How much is NHS-funded nursing care in 2026/27?
The standard FNC rate in England is £267.68 a week from 1 April 2026 (a higher rate of £368.24 applies to some existing cases). It is paid to the care home towards the nursing element and is not means-tested, so a self-funder receives it too.
Does a self-funder get funded nursing care?
Yes. FNC (England), the RNCC (Northern Ireland, £100/week) and Scotland’s free nursing care are all paid on the basis of assessed nursing need, not means. A self-funder in a nursing home should still have the NHS contribution applied to their fees.
What is the difference between FNC and CHC?
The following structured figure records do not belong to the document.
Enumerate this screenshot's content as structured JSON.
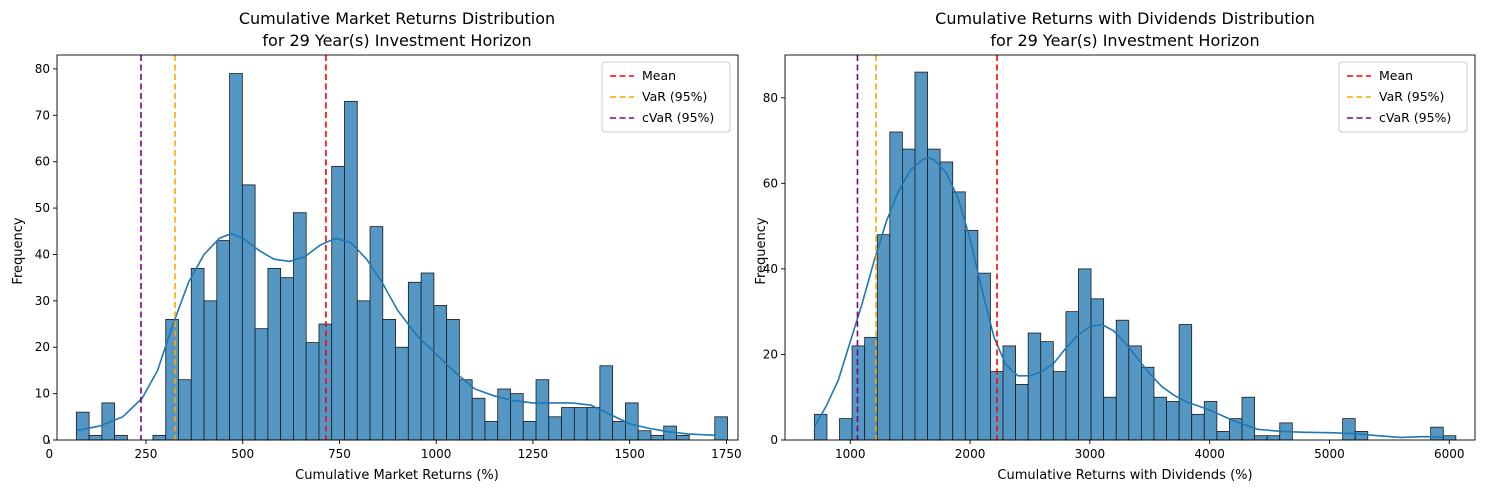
{
  "chart_data": [
    {
      "type": "bar",
      "subtype": "histogram-with-kde",
      "title": "Cumulative Market Returns Distribution",
      "subtitle": "for 29 Year(s) Investment Horizon",
      "xlabel": "Cumulative Market Returns (%)",
      "ylabel": "Frequency",
      "xlim": [
        20,
        1780
      ],
      "ylim": [
        0,
        83
      ],
      "xticks": [
        0,
        250,
        500,
        750,
        1000,
        1250,
        1500,
        1750
      ],
      "yticks": [
        0,
        10,
        20,
        30,
        40,
        50,
        60,
        70,
        80
      ],
      "bin_start": 70,
      "bin_width": 33,
      "counts": [
        6,
        1,
        8,
        1,
        0,
        0,
        1,
        26,
        13,
        37,
        30,
        43,
        79,
        55,
        24,
        37,
        35,
        49,
        21,
        25,
        59,
        73,
        30,
        46,
        26,
        20,
        34,
        36,
        29,
        26,
        13,
        9,
        4,
        11,
        10,
        4,
        13,
        5,
        7,
        7,
        7,
        16,
        4,
        8,
        2,
        1,
        3,
        1,
        0,
        0,
        5
      ],
      "kde": {
        "x": [
          70,
          130,
          190,
          240,
          280,
          320,
          360,
          400,
          440,
          470,
          500,
          540,
          580,
          620,
          660,
          700,
          740,
          780,
          820,
          860,
          900,
          950,
          1000,
          1050,
          1100,
          1150,
          1200,
          1250,
          1300,
          1350,
          1400,
          1450,
          1500,
          1550,
          1600,
          1650,
          1720
        ],
        "y": [
          2,
          3,
          5,
          9,
          15,
          25,
          34,
          40,
          43.5,
          44.5,
          43.5,
          41,
          39,
          38.5,
          39.5,
          42,
          43.5,
          42.5,
          39,
          34,
          28,
          22.5,
          18.5,
          14.5,
          11,
          9.5,
          8.5,
          8,
          8,
          8,
          7.5,
          5.5,
          3.5,
          2.5,
          1.8,
          1.3,
          1
        ]
      },
      "reference_lines": [
        {
          "name": "Mean",
          "x": 715,
          "color": "#ff0000"
        },
        {
          "name": "VaR (95%)",
          "x": 325,
          "color": "#ffa500"
        },
        {
          "name": "cVaR (95%)",
          "x": 237,
          "color": "#800080"
        }
      ],
      "legend_position": "top-right",
      "bar_color": "#5497c5",
      "kde_color": "#1f77b4"
    },
    {
      "type": "bar",
      "subtype": "histogram-with-kde",
      "title": "Cumulative Returns with Dividends Distribution",
      "subtitle": "for 29 Year(s) Investment Horizon",
      "xlabel": "Cumulative Returns with Dividends (%)",
      "ylabel": "Frequency",
      "xlim": [
        455,
        6215
      ],
      "ylim": [
        0,
        90
      ],
      "xticks": [
        1000,
        2000,
        3000,
        4000,
        5000,
        6000
      ],
      "yticks": [
        0,
        20,
        40,
        60,
        80
      ],
      "bin_start": 700,
      "bin_width": 105,
      "counts": [
        6,
        0,
        5,
        22,
        24,
        48,
        72,
        68,
        86,
        68,
        65,
        58,
        49,
        39,
        16,
        22,
        13,
        25,
        23,
        16,
        30,
        40,
        33,
        10,
        28,
        22,
        17,
        10,
        9,
        27,
        6,
        9,
        2,
        5,
        10,
        1,
        1,
        4,
        0,
        0,
        0,
        0,
        5,
        2,
        0,
        0,
        0,
        0,
        0,
        3,
        1
      ],
      "kde": {
        "x": [
          700,
          800,
          900,
          1000,
          1100,
          1200,
          1300,
          1400,
          1500,
          1600,
          1650,
          1700,
          1800,
          1900,
          2000,
          2100,
          2200,
          2300,
          2400,
          2500,
          2600,
          2700,
          2800,
          2900,
          3000,
          3100,
          3200,
          3300,
          3400,
          3500,
          3600,
          3700,
          3800,
          3900,
          4000,
          4200,
          4400,
          4600,
          4800,
          5000,
          5200,
          5400,
          5600,
          5800,
          5950
        ],
        "y": [
          3,
          8,
          14,
          23,
          32,
          42,
          51,
          58,
          63,
          65.5,
          66,
          65.5,
          62.5,
          56.5,
          47,
          35,
          24,
          17.5,
          15,
          15,
          16,
          18,
          21.5,
          24.5,
          26.5,
          27,
          25.5,
          22.5,
          19,
          15.5,
          12.5,
          10.5,
          9,
          8,
          7,
          4.5,
          2.5,
          2,
          1.8,
          1.7,
          1.5,
          1,
          0.6,
          0.8,
          0.6
        ]
      },
      "reference_lines": [
        {
          "name": "Mean",
          "x": 2225,
          "color": "#ff0000"
        },
        {
          "name": "VaR (95%)",
          "x": 1215,
          "color": "#ffa500"
        },
        {
          "name": "cVaR (95%)",
          "x": 1060,
          "color": "#800080"
        }
      ],
      "legend_position": "top-right",
      "bar_color": "#5497c5",
      "kde_color": "#1f77b4"
    }
  ]
}
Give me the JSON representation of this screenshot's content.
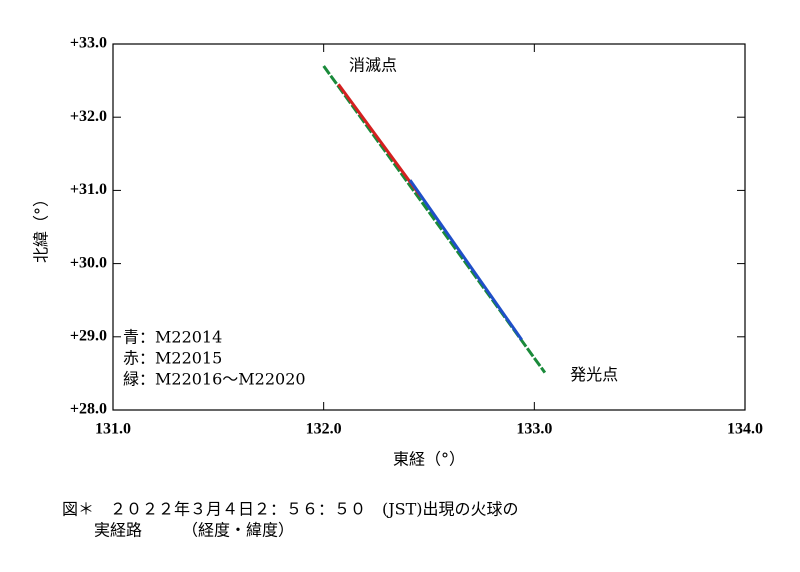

FNC is a flat NHS contribution to the nursing element of a care-home fee where someone needs nursing but is not eligible for full CHC. CHC funds the entire package where the primary need is a health need. FNC is only considered once CHC has been ruled out.
Sources & grounding
  • England FNC standard £267.68/week from 1 Apr 2026 (£13,919.36/year), paid even to a self-funder: GOV.UK announcement 9 Mar 2026; NHS Standing Rules. Corpus CARE-ENG-06 (self-funder, fnc £267.68; annual £13,919.36).
  • Scotland free personal care £260.30/week + free nursing care £117.10/week from 1 Apr 2026: Community Care (Personal Care and Nursing Care) (Scotland) Amendment Regs 2026. Corpus CARE-SCO-04 (free_personal_care £260.30 / annual £13,535.60; free_nursing_care £117.10 / annual £6,089.20); CARE-SCO-05 (free personal care at home, all ages).
  • Northern Ireland RNCC £100/week (£5,200/year), paid to a self-funder: nidirect. Corpus CARE-NI-02 (fnc £100; annual £5,200).
  • Wales FNC £201.74/week — the most recent OFFICIALLY PUBLISHED rate (2022/23, Welsh Government FNC Interim Policy Statement Nov 2022); no later rate has been published (flag wales-fnc-rate-unpublished). Corpus CARE-WAL-03 (operator ruling, bridge ledger 29).

For planning and illustration purposes only. Verify all inputs against source documents. This explainer does not constitute financial or tax advice.